Não que os adultos sejam mais evoluídos diante do frenesi consumista. Mas o exemplo, afinal, tem que vir de cima. “Tenho um casal de amigos que não pôde ir no meu casamento. Eles chamaram a gente para um jantar. Achei muito legal. Em vez de dar um presente, deram o presente da presença deles.”
Valorizar mais experiências do que coisas, refletir sobre o tanto de plástico que essas quinquilharias descartáveis geram, levar em conta a diversidade das crianças. Tá, tudo isso é muito bacana. Só cuidado com a “pedagogização da brincadeira”, recomenda Prates. É aquela história de procurar um item pensando em quais habilidades cognitivas e motoras ele desenvolve. “Acho uma apropriação muito ruim, porque o brinquedo tem que servir sobretudo para o prazer da criança na interação com ele.”
Passa também por não tentar impor sua visão de mundo. “Vale a pena sempre trocar uma ideia, saber que família é essa”, afirma Nakano, do Clube Quindim.
Ela se usa de exemplo: jamais daria um pacote de lembrancinhas de aniversário cheio de bugigangas plásticas. Mas de repente sua cunhada tem outros valores, e a vida em sociedade é isso aí. Expor-se à diferença faz parte. “Posso conversar com minha filha e confiar na força do meu exemplo. Mas não posso evitar que ela tenha contato com esses valores diversos se desejo que ela conviva com as primas, ou frequente festinhas de colegas da escola. Não temos como fechar os filhos numa redoma de vidro, num jardim do Éden idealizado.”
Também não tem por que medir todos com sua régua moral. As realidades divergem. Você pode, digamos, concluir que carrinhos de madeira são mais apropriados do que um combo da Hot Wheels para a criança, porque “n” estudos já comprovaram as benesses de brinquedos educativos para o meio ambiente e para as novas gerações. Mas comprar a “marca da moda” é também um marcador de classe em muitos lares.
Pode soar presunçoso e elitista, e a família que trabalhou muito para dar o brinquedo que os filhos do patrão tinham aos montes sai frustrada.
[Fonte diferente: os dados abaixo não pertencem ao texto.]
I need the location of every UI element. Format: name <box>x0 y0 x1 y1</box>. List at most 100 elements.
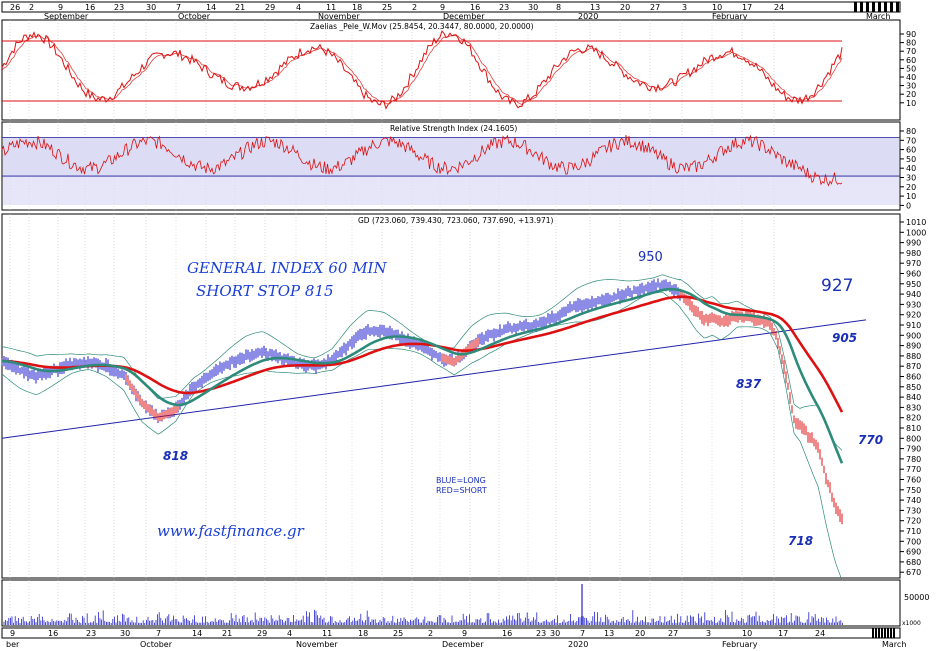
axis-tick-label: 70 <box>906 136 916 145</box>
stochastic-title: Zaelias _Pele_W.Mov (25.8454, 20.3447, 8… <box>310 22 534 31</box>
axis-tick-label: 880 <box>906 352 921 361</box>
bottom-axis-day: 4 <box>287 629 292 638</box>
bottom-axis-month: October <box>140 640 173 649</box>
axis-tick-label: 840 <box>906 393 921 402</box>
axis-tick-label: 890 <box>906 342 921 351</box>
top-axis-month: March <box>866 12 890 21</box>
bottom-axis-day: 23 <box>86 629 96 638</box>
axis-tick-label: 740 <box>906 496 921 505</box>
fast-moving-average <box>2 287 844 464</box>
top-axis-month: February <box>712 12 748 21</box>
axis-tick-label: 990 <box>906 239 921 248</box>
axis-end-block <box>878 628 880 638</box>
axis-end-block <box>878 2 881 12</box>
axis-tick-label: 50 <box>906 155 916 164</box>
axis-tick-label: 680 <box>906 558 921 567</box>
bottom-axis-day: 11 <box>322 629 332 638</box>
rsi-line <box>1 134 843 187</box>
axis-tick-label: 50 <box>906 64 916 73</box>
bottom-axis-day: 9 <box>10 629 15 638</box>
bottom-axis-day: 9 <box>462 629 467 638</box>
top-axis-month: November <box>318 12 360 21</box>
lower-band-line <box>1 291 843 581</box>
axis-tick-label: 70 <box>906 47 916 56</box>
axis-tick-label: 690 <box>906 548 921 557</box>
axis-end-block <box>890 2 893 12</box>
bottom-axis-month: February <box>722 640 758 649</box>
axis-tick-label: 40 <box>906 73 916 82</box>
top-axis-day: 30 <box>528 3 538 12</box>
axis-tick-label: 20 <box>906 90 916 99</box>
axis-tick-label: 900 <box>906 331 921 340</box>
bottom-axis-month: 2020 <box>568 640 588 649</box>
axis-end-block <box>872 628 874 638</box>
top-axis-day: 27 <box>650 3 660 12</box>
top-axis-day: 2 <box>412 3 417 12</box>
stochastic-frame <box>1 19 901 121</box>
axis-tick-label: 60 <box>906 146 916 155</box>
bottom-axis-bar <box>1 627 901 639</box>
axis-end-block <box>890 628 892 638</box>
axis-end-block <box>854 2 857 12</box>
top-axis-month: October <box>178 12 211 21</box>
top-axis-day: 10 <box>712 3 722 12</box>
price-panel <box>1 274 867 581</box>
top-axis-day: 25 <box>382 3 392 12</box>
bottom-axis-day: 16 <box>48 629 58 638</box>
axis-end-block <box>896 2 899 12</box>
bottom-date-axis: 9 16 23 30 7 14 21 29 4 11 18 25 2 9 16 23 30 7 13 20 27 3 10 1… <box>6 629 906 649</box>
volume-frame <box>1 579 901 627</box>
axis-tick-label: 770 <box>906 465 921 474</box>
axis-tick-label: 960 <box>906 270 921 279</box>
annotation-stop: SHORT STOP 815 <box>196 282 334 300</box>
level-927: 927 <box>821 276 853 296</box>
top-axis-day: 20 <box>620 3 630 12</box>
axis-tick-label: 950 <box>906 280 921 289</box>
volume-panel <box>3 584 843 625</box>
top-axis-day: 11 <box>326 3 336 12</box>
bottom-axis-month: December <box>442 640 484 649</box>
axis-tick-label: 670 <box>906 568 921 577</box>
bottom-axis-day: 25 <box>393 629 403 638</box>
top-axis-day: 16 <box>470 3 480 12</box>
axis-tick-label: 730 <box>906 506 921 515</box>
bottom-axis-day: 29 <box>257 629 267 638</box>
bottom-axis-day: 16 <box>502 629 512 638</box>
bottom-axis-day: 20 <box>635 629 645 638</box>
level-950: 950 <box>638 250 663 265</box>
legend-short: RED=SHORT <box>436 486 487 495</box>
bottom-axis-day: 27 <box>668 629 678 638</box>
axis-tick-label: 30 <box>906 174 916 183</box>
axis-tick-label: 920 <box>906 311 921 320</box>
price-title: GD (723.060, 739.430, 723.060, 737.690, … <box>358 216 554 225</box>
axis-tick-label: 710 <box>906 527 921 536</box>
bottom-axis-day: 24 <box>815 629 825 638</box>
bottom-axis-month: ber <box>6 640 20 649</box>
bottom-axis-day: 30 <box>550 629 560 638</box>
axis-end-block <box>875 628 877 638</box>
axis-tick-label: 20 <box>906 183 916 192</box>
top-axis-day: 14 <box>206 3 216 12</box>
top-axis-day: 17 <box>742 3 752 12</box>
bottom-axis-day: 18 <box>358 629 368 638</box>
rsi-title: Relative Strength Index (24.1605) <box>390 124 517 133</box>
price-frame <box>1 213 901 579</box>
axis-tick-label: 810 <box>906 424 921 433</box>
top-axis-month: September <box>44 12 89 21</box>
axis-end-block <box>866 2 869 12</box>
axis-tick-label: 80 <box>906 39 916 48</box>
axis-end-block <box>884 2 887 12</box>
axis-tick-label: 760 <box>906 476 921 485</box>
top-axis-day: 30 <box>146 3 156 12</box>
axis-tick-label: 720 <box>906 517 921 526</box>
bottom-axis-month: March <box>882 640 906 649</box>
top-axis-day: 16 <box>85 3 95 12</box>
annotation-title: GENERAL INDEX 60 MIN <box>187 259 387 277</box>
axis-tick-label: 80 <box>906 127 916 136</box>
rsi-band-low <box>3 176 899 205</box>
top-axis-day: 3 <box>682 3 687 12</box>
top-axis-bar <box>1 1 901 13</box>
Algo na linha “logo na minha vez, não é legal ter isso”, sintetiza Prates. “Tem uma disputa de narrativas aqui, que muitas vezes desconsidera os contextos em que as crianças são criadas, e os desejos delas. Então, não adianta essa minha ideia de reciclar brinquedos, porque o sonho dela é ter uma boneca nova que vem na caixa. Porque é isso que ela nunca teve.”